Si le cerveau est un outil d’une incroyable puissance, cela ne l’empêche pas de fonctionner de manière un peu anarchique. Il est en effet victime d’un important bruit de fonds qui caractérise l’activité des neurones. On a longtemps pensé que cette inconstance neuronale était une clé de la variabilité comportementale. Une équipe de chercheurs propose une hypothèse alternative. Cette variabilité comportementale ne serait en fait que le miroir de notre ignorance face au monde qui nous entoure.
Même s’il est l’un des meilleurs joueurs de tennis de tous les temps, Roger Federer est incapable de renvoyer de façon exactement identique une balle qui lui arrive selon les mêmes conditions. Cette variabilité comportementale est le fait du bruit qui caractérise l’activité de notre encéphale. Un bruit? «C’est ainsi que l’on évoque le fait que les neurones, face au même stimulus, ne répondent jamais deux fois de la même façon, explique Alexandre Pouget, professeur au Département des neurosciences fondamentales de l’UNIGE. Si le même phénomène caractérisait nos ordinateurs, ceux-ci seraient tout simplement incapables de fonctionner. Pourtant, notre cerveau sait réfléchir, agir et s’adapter.»
Une théorie remise en cause
Ce bruit neuronal, cette variabilité dans la réponse des neurones, passionne les spécialistes depuis une bonne trentaine d’années. Ceux-ci, à défaut de disposer de résultats expérimentaux sans ambiguïté, sont condamnés aux conjectures. L’une des explications théoriques dominantes repose sur l’hypothèse selon laquelle, si les neurones sont peu fiables, c’est qu’ils sont soumis à des fluctuations aléatoires, lesquelles produiraient la variabilité comportementale. Un peu comme la mauvaise qualité des composants électroniques d’un téléphone portable provoque une piètre qualité de communication.
Voilà plusieurs années qu’Alexandre Pouget doute de cette hypothèse. Selon lui, si ce bruit était à l’origine de la variabilité comportementale, on ne devrait pas observer de différences entre la dextérité des deux mains. En effet, les mains droites et gauches sont contrôlées respectivement par l’hémisphère gauche et l’hémisphère droit. Si la variabilité des neurones expliquait la variabilité comportementale, la précision des mouvements des deux mains devrait être comparables car les deux hémisphères utilisent les mêmes types de neurones, avec les mêmes niveaux de bruit.

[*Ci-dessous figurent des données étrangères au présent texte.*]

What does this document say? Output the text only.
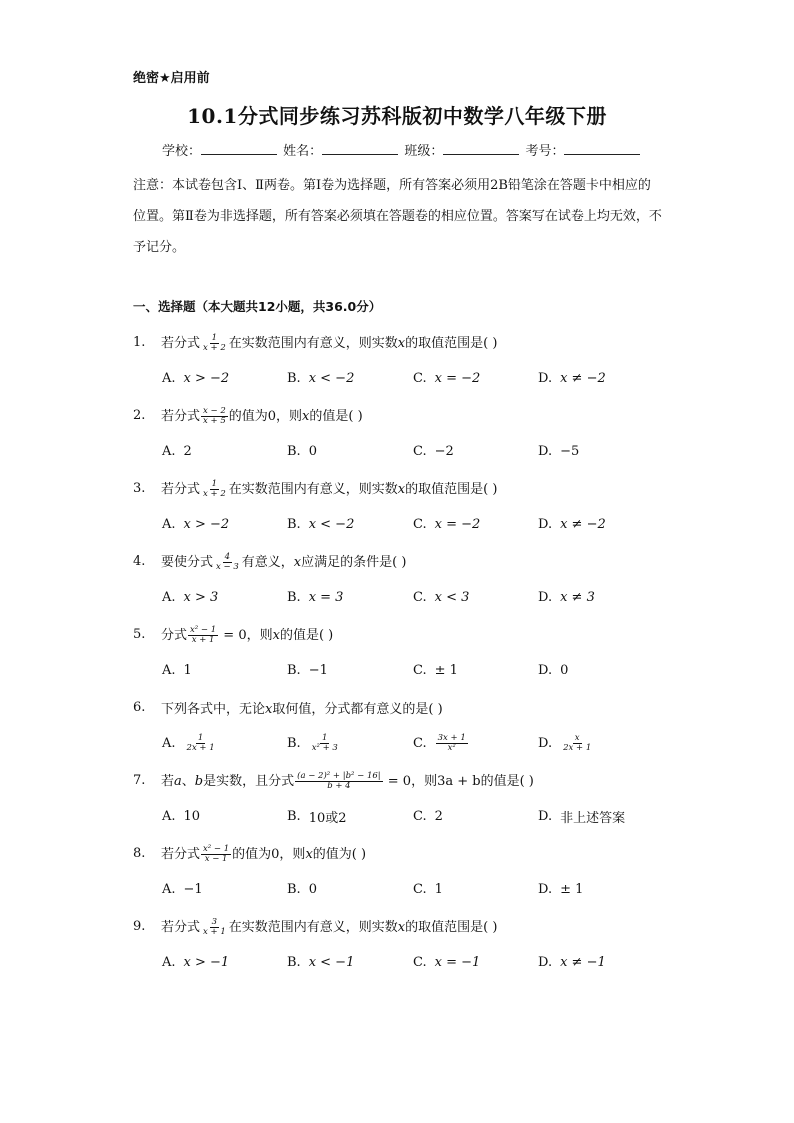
绝密★启用前
10.1分式同步练习苏科版初中数学八年级下册
学校：	姓名：	班级：	考号：
注意：本试卷包含Ⅰ、Ⅱ两卷。第Ⅰ卷为选择题，所有答案必须用2B铅笔涂在答题卡中相应的位置。第Ⅱ卷为非选择题，所有答案必须填在答题卷的相应位置。答案写在试卷上均无效，不予记分。
一、选择题（本大题共12小题，共36.0分）
1.	若分式 $\frac{1}{x + 2}$ 在实数范围内有意义，则实数x的取值范围是( )
A. x > −2	B. x < −2	C. x = −2	D. x ≠ −2
2.	若分式 $\frac{x - 2}{x + 5}$ 的值为0，则x的值是( )
A. 2	B. 0	C. −2	D. −5
3.	若分式 $\frac{1}{x + 2}$ 在实数范围内有意义，则实数x的取值范围是( )
A. x > −2	B. x < −2	C. x = −2	D. x ≠ −2
4.	要使分式 $\frac{4}{x - 3}$ 有意义，x应满足的条件是( )
A. x > 3	B. x = 3	C. x < 3	D. x ≠ 3
5.	分式 $\frac{\text{x² − 1}}{x + 1} = 0$，则x的值是( )
A. 1	B. −1	C. ± 1	D. 0
6.	下列各式中，无论x取何值，分式都有意义的是( )
A. $\frac{1}{2x + 1}$	B. $\frac{1}{\text{x² + 3}}$	C. $\frac{3x + 1}{\text{x²}}$	D. $\frac{x}{2x + 1}$
7.	若a、b是实数，且分式 $\frac{\text{(a − 2)² + |b² − 16|}}{b + 4} = 0$，则3a + b的值是( )
A. 10	B. 10或2	C. 2	D. 非上述答案
8.	若分式 $\frac{\text{x² − 1}}{x - 1}$ 的值为0，则x的值为( )
A. −1	B. 0	C. 1	D. ± 1
9.	若分式 $\frac{3}{x + 1}$ 在实数范围内有意义，则实数x的取值范围是( )
A. x > −1	B. x < −1	C. x = −1	D. x ≠ −1
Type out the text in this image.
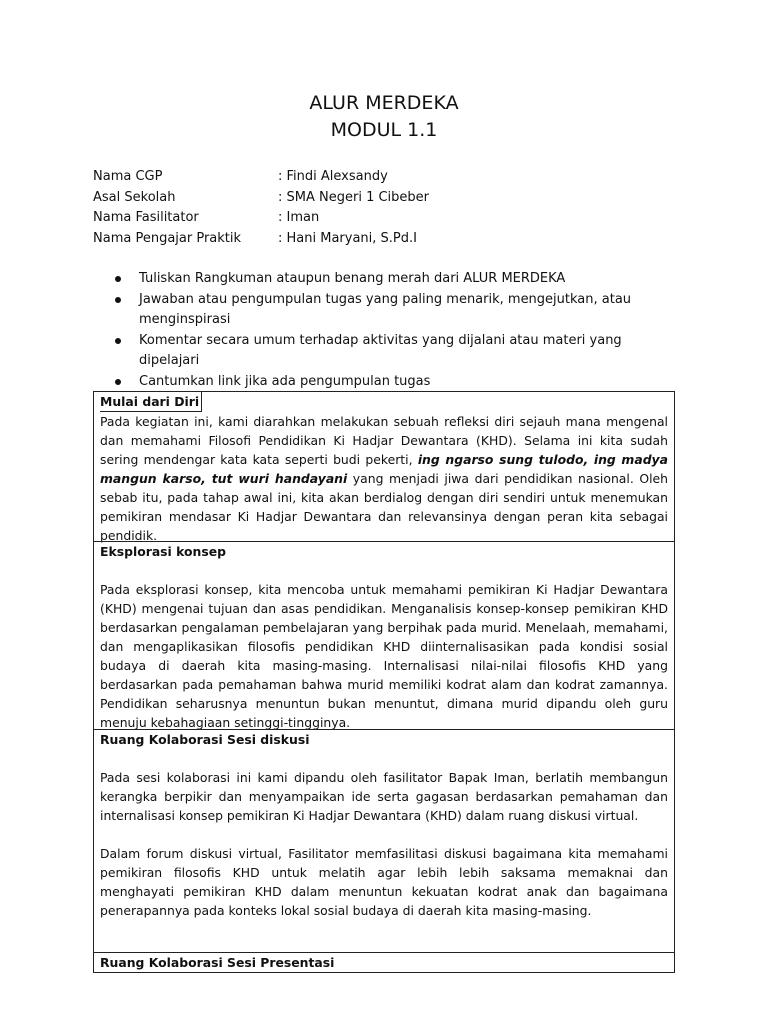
ALUR MERDEKA
MODUL 1.1
Nama CGP	: Findi Alexsandy
Asal Sekolah	: SMA Negeri 1 Cibeber
Nama Fasilitator	: Iman
Nama Pengajar Praktik	: Hani Maryani, S.Pd.I
Tuliskan Rangkuman ataupun benang merah dari ALUR MERDEKA
Jawaban atau pengumpulan tugas yang paling menarik, mengejutkan, atau menginspirasi
Komentar secara umum terhadap aktivitas yang dijalani atau materi yang dipelajari
Cantumkan link jika ada pengumpulan tugas
Mulai dari Diri

Pada kegiatan ini, kami diarahkan melakukan sebuah refleksi diri sejauh mana mengenal dan memahami Filosofi Pendidikan Ki Hadjar Dewantara (KHD). Selama ini kita sudah sering mendengar kata kata seperti budi pekerti, ing ngarso sung tulodo, ing madya mangun karso, tut wuri handayani yang menjadi jiwa dari pendidikan nasional. Oleh sebab itu, pada tahap awal ini, kita akan berdialog dengan diri sendiri untuk menemukan pemikiran mendasar Ki Hadjar Dewantara dan relevansinya dengan peran kita sebagai pendidik.

Eksplorasi konsep

Pada eksplorasi konsep, kita mencoba untuk memahami pemikiran Ki Hadjar Dewantara (KHD) mengenai tujuan dan asas pendidikan. Menganalisis konsep-konsep pemikiran KHD berdasarkan pengalaman pembelajaran yang berpihak pada murid. Menelaah, memahami, dan mengaplikasikan filosofis pendidikan KHD diinternalisasikan pada kondisi sosial budaya di daerah kita masing-masing. Internalisasi nilai-nilai filosofis KHD yang berdasarkan pada pemahaman bahwa murid memiliki kodrat alam dan kodrat zamannya. Pendidikan seharusnya menuntun bukan menuntut, dimana murid dipandu oleh guru menuju kebahagiaan setinggi-tingginya.

Ruang Kolaborasi Sesi diskusi

Pada sesi kolaborasi ini kami dipandu oleh fasilitator Bapak Iman, berlatih membangun kerangka berpikir dan menyampaikan ide serta gagasan berdasarkan pemahaman dan internalisasi konsep pemikiran Ki Hadjar Dewantara (KHD) dalam ruang diskusi virtual.

Dalam forum diskusi virtual, Fasilitator memfasilitasi diskusi bagaimana kita memahami pemikiran filosofis KHD untuk melatih agar lebih lebih saksama memaknai dan menghayati pemikiran KHD dalam menuntun kekuatan kodrat anak dan bagaimana penerapannya pada konteks lokal sosial budaya di daerah kita masing-masing.

Ruang Kolaborasi Sesi Presentasi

Or ce n’est manifestement pas le cas. Un joueur de tennis droitier est plus à même de répéter le même revers plusieurs fois de suite avec sa main dominante plutôt qu’avec l’autre. La différence de dextérité entre les deux mains est due en réalité à la différence de qualité des algorithmes neuronaux qui les contrôlent, et non au bruit. En effet, l’utilisation répétée de la main droite pendant plusieurs années permet au cerveau gauche de développer des algorithmes de contrôle particulièrement sophistiqués. Pour le spécialiste genevois, la variabilité comportementale ne serait donc pas liée au manque de fiabilité des neurones, mais à la relative ignorance de chaque individu face à son environnement et aux réponses à apporter aux stimuli qui en émanent.
Un oeil très médiocre
Il n’en reste pas moins que les données expérimentales indiquent clairement l’existence de ce bruit neuronal. A titre de comparaison, la présence de telles fluctuations dans un ordinateur empêcherait purement et simplement ce dernier de fonctionner de façon fiable. Comment se fait-il dès lors que ce bruit, dans le cerveau, ait si peu d’influence sur le comportement des animaux? «C’est sans doute parce que ce sont des dizaines de milliers, voire des millions de neurones, et non un seul, qui s’occupent de gérer une tâche, précise Alexandre Pouget. La maîtrise d’un geste précis est rendue possible par le fait que cette multitude neuronale donne, en moyenne, une réponse de moins en moins variable. Il y a donc quelque chose de profondément statistique dans l’apprentissage.
Cette façon d’expliquer la variabilité comportementale expliquerait également un autre fait qui étonne les biologistes: la relative médiocrité de nos organes sensoriels. La lentille de l’oeil humain est à l’optique ce que le fastfood est à la gastronomie. La qualité de l’optique d’un appareil photo de smartphone est ainsi bien supérieure à celle de l’oeil humain. Dans ce cas, pourquoi l’évolution ne nous a-t-elle pas doté d’yeux infiniment plus efficaces?
Selon le professeur de l’UNIGE, cette médiocrité serait la marque que l’évolution s’est arrêtée quand la qualité sensorielle a égalé la qualité du traitement de l’information sensorielle par les circuits neurones. En effet, à quoi servirait-il de coupler un appareil photo numérique doté de milliards de pixels à un ordinateur qui serait incapable de traiter une telle masse d’informations’ Bien que formidablement efficace, notre cerveau n’en est pas moins imparfait.